The legitimating logic of stability: analysing the CCP's stability discourse
Sandby-Thomas, Peter (2008) The legitimating logic of stability: analysing the CCP's stability discourse. PhD thesis, University of Nottingham.
This thesis addresses the question of why the Chinese Communist Party (CCP) has remained in power since the Tiananmen Incident in 1989 by deploying the concept of political legitimacy. In this, the focus is not on whether the CCP is legitimate per se but rather on how the Party has legitimated its authority in this period. To that end, the Weberian conceptualisation of legitimation is situated within the Strategic-Relational Approach and, in so doing, allows, through the concept of "discursive selectivity", for legitimation to be reconceptualised as a dialectical relationship consisting of both material and ideational factors.

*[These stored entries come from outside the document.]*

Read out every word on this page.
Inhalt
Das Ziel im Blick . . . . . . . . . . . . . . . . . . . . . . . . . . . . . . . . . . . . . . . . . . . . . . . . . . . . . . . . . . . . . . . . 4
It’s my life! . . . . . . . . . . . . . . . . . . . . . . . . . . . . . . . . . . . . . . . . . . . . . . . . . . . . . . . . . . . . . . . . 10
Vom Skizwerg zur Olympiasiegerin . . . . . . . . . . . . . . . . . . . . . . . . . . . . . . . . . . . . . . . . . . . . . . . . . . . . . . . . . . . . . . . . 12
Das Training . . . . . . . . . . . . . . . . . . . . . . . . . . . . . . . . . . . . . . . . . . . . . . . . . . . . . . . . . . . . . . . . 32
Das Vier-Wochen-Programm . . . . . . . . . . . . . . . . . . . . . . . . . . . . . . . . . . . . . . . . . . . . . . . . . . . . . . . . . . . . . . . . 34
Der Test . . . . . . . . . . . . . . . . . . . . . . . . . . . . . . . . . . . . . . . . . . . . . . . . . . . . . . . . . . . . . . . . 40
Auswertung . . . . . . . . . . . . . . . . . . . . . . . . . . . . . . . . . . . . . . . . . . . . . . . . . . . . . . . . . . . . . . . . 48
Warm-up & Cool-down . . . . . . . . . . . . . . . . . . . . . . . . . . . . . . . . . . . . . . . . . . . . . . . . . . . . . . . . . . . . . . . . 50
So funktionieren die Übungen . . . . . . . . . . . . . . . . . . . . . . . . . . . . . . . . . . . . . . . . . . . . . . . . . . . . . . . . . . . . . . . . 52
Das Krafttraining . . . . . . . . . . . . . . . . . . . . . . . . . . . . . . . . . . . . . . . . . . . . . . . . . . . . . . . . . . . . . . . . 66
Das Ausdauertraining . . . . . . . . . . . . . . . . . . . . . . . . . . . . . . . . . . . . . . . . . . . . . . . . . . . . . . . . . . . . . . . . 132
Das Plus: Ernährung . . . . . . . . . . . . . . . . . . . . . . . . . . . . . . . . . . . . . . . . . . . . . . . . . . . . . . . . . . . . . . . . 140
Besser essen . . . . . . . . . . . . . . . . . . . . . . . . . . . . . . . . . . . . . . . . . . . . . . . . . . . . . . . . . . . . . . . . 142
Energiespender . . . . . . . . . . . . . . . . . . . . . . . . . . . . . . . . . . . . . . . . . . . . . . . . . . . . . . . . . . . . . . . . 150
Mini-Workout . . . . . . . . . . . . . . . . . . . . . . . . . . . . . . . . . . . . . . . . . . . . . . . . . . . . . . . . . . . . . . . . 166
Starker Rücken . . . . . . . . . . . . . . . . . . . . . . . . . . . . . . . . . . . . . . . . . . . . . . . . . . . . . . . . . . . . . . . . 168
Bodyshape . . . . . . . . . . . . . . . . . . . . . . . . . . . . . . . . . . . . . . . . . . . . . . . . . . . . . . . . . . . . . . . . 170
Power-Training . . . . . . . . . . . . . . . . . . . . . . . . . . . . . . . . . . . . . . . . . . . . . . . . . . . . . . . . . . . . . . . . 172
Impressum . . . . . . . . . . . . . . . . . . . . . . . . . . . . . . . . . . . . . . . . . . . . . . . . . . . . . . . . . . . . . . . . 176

The effect of this move is to provide a suitable framework in which to consider additional legitimating strategies that are employed by the CCP. Consequently, this paper moves beyond the conventional explanation of "economic performance + nationalism" to argue that the CCP's use of the stability discourse in the post-Tiananmen period has contributed to the regime's legitimation. In order to understand how this discourse has been used, a critical discourse analysis is performed on selected articles from the People's Daily published during the Beijing Spring, the "anti-Falun Gong" campaign and the "anti-Japan" demonstrations on the basis that these exceptional instances inform its usage in conventionalised slogans. This analysis found that the term "stability" took the form of an "empty signifier", making most use of positive argument schemes to project a negative Chinese future without CCP authority. Finally, this thesis concludes that, in terms of legitimation, the events in 1989 constituted a strategic moment in the formation of the stability discourse, in that the Party's hegemonic interpretation of these events allowed for this discourse to "resonate" with people in the period that has followed.